Storying Sheffield

What is Storying Sheffield? (Development)

4. Development


Initial phase



Storying Sheffield was developed and designed by Brendan Stone and Juliet Storey with guidance, support, and advice from several other people.

Some of Brendan Stone’s prior experience in teaching and learning projects was relevant to the design of Storying Sheffield.  He had designed courses for the Schools of Sociology and Medicine in which trainee social workers and doctors engaged in joint research tasks with patients, carers, service users, and others, and then were tasked to use creative artistic means to disseminate their findings.  Narrative was a key theme in both these courses, as was artistic endeavour as a  mode of research, understanding, and enagagement.  Brendan’s research interests include the study of narrative, agency, and empowerment. He also has a longstanding interest in widening participation and equality initiatives.

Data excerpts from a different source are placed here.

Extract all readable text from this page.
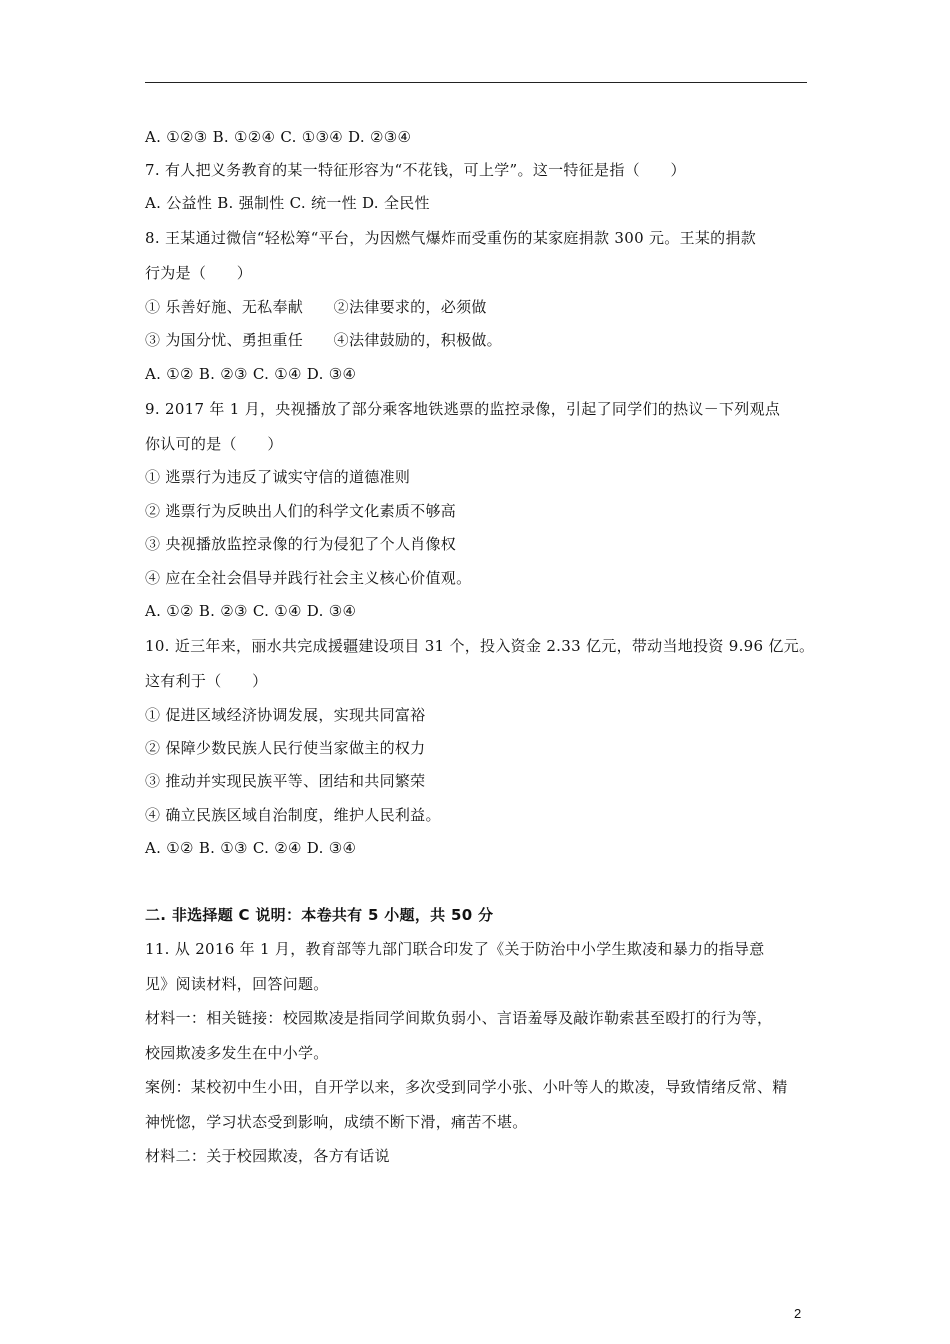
A. ①②③ B. ①②④ C. ①③④ D. ②③④
7. 有人把义务教育的某一特征形容为“不花钱，可上学”。这一特征是指（　　）
A. 公益性 B. 强制性 C. 统一性 D. 全民性
8. 王某通过微信“轻松筹“平台，为因燃气爆炸而受重伤的某家庭捐款 300 元。王某的捐款
行为是（　　）
① 乐善好施、无私奉献　　②法律要求的，必须做
③ 为国分忧、勇担重任　　④法律鼓励的，积极做。
A. ①② B. ②③ C. ①④ D. ③④
9. 2017 年 1 月，央视播放了部分乘客地铁逃票的监控录像，引起了同学们的热议－下列观点
你认可的是（　　）
① 逃票行为违反了诚实守信的道德准则
② 逃票行为反映出人们的科学文化素质不够高
③ 央视播放监控录像的行为侵犯了个人肖像权
④ 应在全社会倡导并践行社会主义核心价值观。
A. ①② B. ②③ C. ①④ D. ③④
10. 近三年来，丽水共完成援疆建设项目 31 个，投入资金 2.33 亿元，带动当地投资 9.96 亿元。
这有利于（　　）
① 促进区域经济协调发展，实现共同富裕
② 保障少数民族人民行使当家做主的权力
③ 推动并实现民族平等、团结和共同繁荣
④ 确立民族区域自治制度，维护人民利益。
A. ①② B. ①③ C. ②④ D. ③④
二. 非选择题 C 说明：本卷共有 5 小题，共 50 分
11. 从 2016 年 1 月，教育部等九部门联合印发了《关于防治中小学生欺凌和暴力的指导意
见》阅读材料，回答问题。
材料一：相关链接：校园欺凌是指同学间欺负弱小、言语羞辱及敲诈勒索甚至殴打的行为等，
校园欺凌多发生在中小学。
案例：某校初中生小田，自开学以来，多次受到同学小张、小叶等人的欺凌，导致情绪反常、精
神恍惚，学习状态受到影响，成绩不断下滑，痛苦不堪。
材料二：关于校园欺凌，各方有话说
2
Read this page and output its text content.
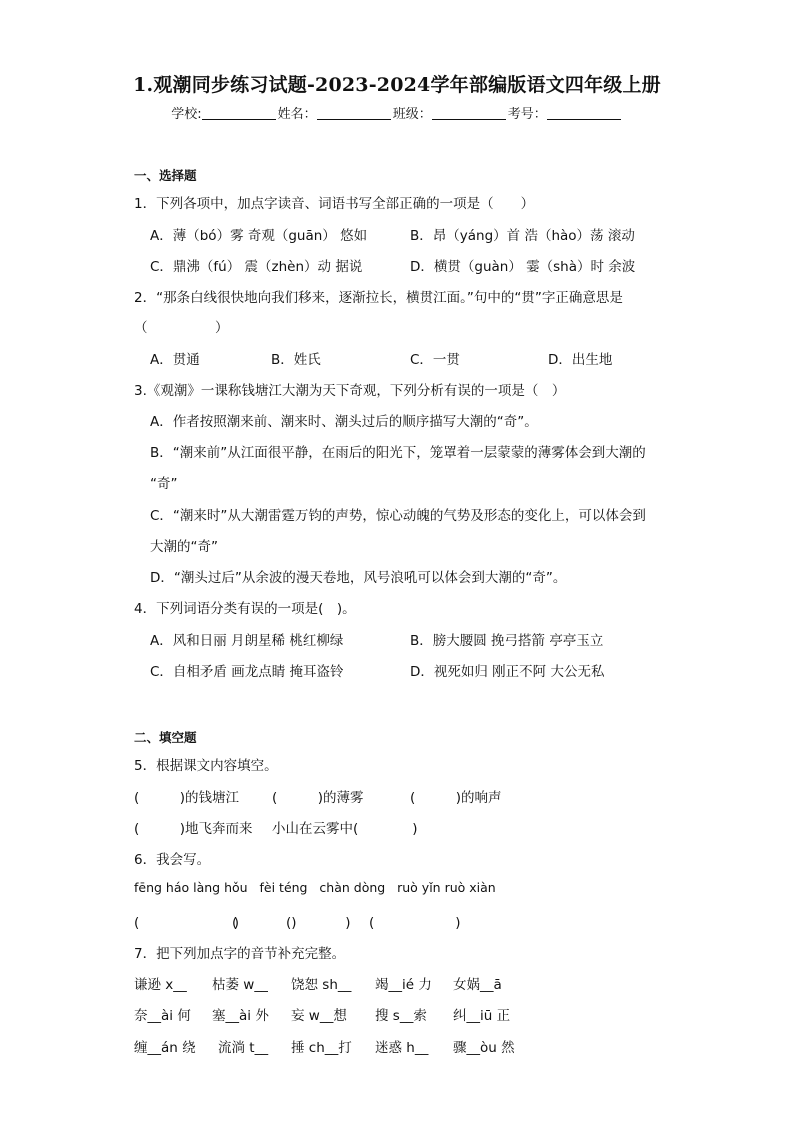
1.观潮同步练习试题-2023-2024学年部编版语文四年级上册
学校:	姓名：	班级：	考号：
一、选择题
1．下列各项中，加点字读音、词语书写全部正确的一项是（　　）
A．薄（bó）雾 奇观（guān） 悠如	B．昂（yáng）首 浩（hào）荡 滚动
C．鼎沸（fú） 震（zhèn）动 据说	D．横贯（guàn） 霎（shà）时 余波
2．“那条白线很快地向我们移来，逐渐拉长，横贯江面。”句中的“贯”字正确意思是
（　　　　　）
A．贯通	B．姓氏	C．一贯	D．出生地
3.《观潮》一课称钱塘江大潮为天下奇观，下列分析有误的一项是（　）
A．作者按照潮来前、潮来时、潮头过后的顺序描写大潮的“奇”。
B．“潮来前”从江面很平静，在雨后的阳光下，笼罩着一层蒙蒙的薄雾体会到大潮的
“奇”
C．“潮来时”从大潮雷霆万钧的声势，惊心动魄的气势及形态的变化上，可以体会到
大潮的“奇”
D．“潮头过后”从余波的漫天卷地，风号浪吼可以体会到大潮的“奇”。
4．下列词语分类有误的一项是(　)。
A．风和日丽 月朗星稀 桃红柳绿	B．膀大腰圆 挽弓搭箭 亭亭玉立
C．自相矛盾 画龙点睛 掩耳盗铃	D．视死如归 刚正不阿 大公无私
二、填空题
5．根据课文内容填空。
(　　　)的钱塘江 (　　　)的薄雾	(　　　)的响声
(　　　)地飞奔而来 小山在云雾中(　　　　)
6．我会写。
fēng háo làng hǒu   fèi téng   chàn dòng   ruò yǐn ruò xiàn
(　　　　　　　)
(　　　　)
(　　　　) (　　　　　　)
7．把下列加点字的音节补充完整。
谦逊 x__ 枯萎 w__ 饶恕 sh__ 竭__ié 力 女娲__ā
奈__ài 何 塞__ài 外 妄 w__想 搜 s__索 纠__iū 正
缠__án 绕 流淌 t__ 捶 ch__打 迷惑 h__ 骤__òu 然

Juliet Storey is a Learning & Teaching Support Officer and she was instrumental in facilitating organisational issues.  These were critical to the success of the project.  Juliet also helped shape and advise on the structure of the course.






One of the first issues to be decided on was who the course should work with in its first iteration.  The course was designed to open up the University to groups and individuals who are less likely to enter HE.  Partly because Brendan Stone was at that time a Governor to the Sheffield Health and Social Care NHS Foundation Trust (SHSC) and has research and other interests in the field of mental health, it was decided that Storying Sheffield would work with long-term users of mental health services.  Brendan is himself a long-term mental health service-user.

Contact was made with key figures in SHSC, who then circulated information about the project to various services.  Visits were undertaken by Brendan and Juliet to local day centres, and meetings held with various teams.  At one of these meetings Brendan led a creative writing workshop for service-users.  It was emphasised throughout that the project was not focused on the experience of illness, although participants were free to talk about this if they chose to, and that it did not have any ‘therapeutic’ intentions.  Brendan Stone met and talked with a range of service-users and service-user groups. People who were interested in the course filled in an application form.


Preliminary workshops



There was a large and enthusiastic response to the project both from individuals and clinicians on behalf of clients.  Requests for involvment were received from a large number of people.  An initial meeting for people who were interested in participating was held in the Information Commons at the University.  Attendance was excellent, as was the response to the project.  Brendan and Juliet introduced the ideas behind the project; did some creative writing exercises; and took questions and answers.  A short tour of the University followed.  Facilitation of the event was helped by the involvment of several recent graduates from the School of English.

One of the strongest themes to emerge from this initial meeting was that potential participants did not want to wait until the official starting date for the course before beginning seminars.  It was therefore decided that two preparatory workshops would be held for non-undergraduate participants.

The preparatory workshops were very well-attended, and took place in CILASS collaboratories in the Information Commons.  Participants worked on a variety of collaborative writing exercises focused on their own life histories and experiences.  The full course was over-subscribed by around 300%, so places were allocated according to the order in which applications were received.





In planning the project, Brendan and Juliet drew on the experience of a number of other people including the community artist Ruth Ben-Tovim of Encounters and the Four Corners project.  Brendan met and talked on several occasions with Kathy Boxall of the University’s School of Sociology.  Kathy had run a highly innovative project which had some similarities to Storying Sheffield.  Other people who advised or helped included: Claire Allam of LeTS; Chris Clow of CILASS; Dr Graham McElearney of CiCS; Prof Paul White; Prof Joan Beal; Prof John Barrett; Prof Dominic Shellard.  People from SHSC who helped the project include: Guy Hollingsworth, Sam Stoddart, Sarah O’Grady, Bev Nadin, Ian Cartwright.  Graduate facilitators at workshops included: Kate Marston; Jack Windle; Gavin Thomas; Dave Forrest.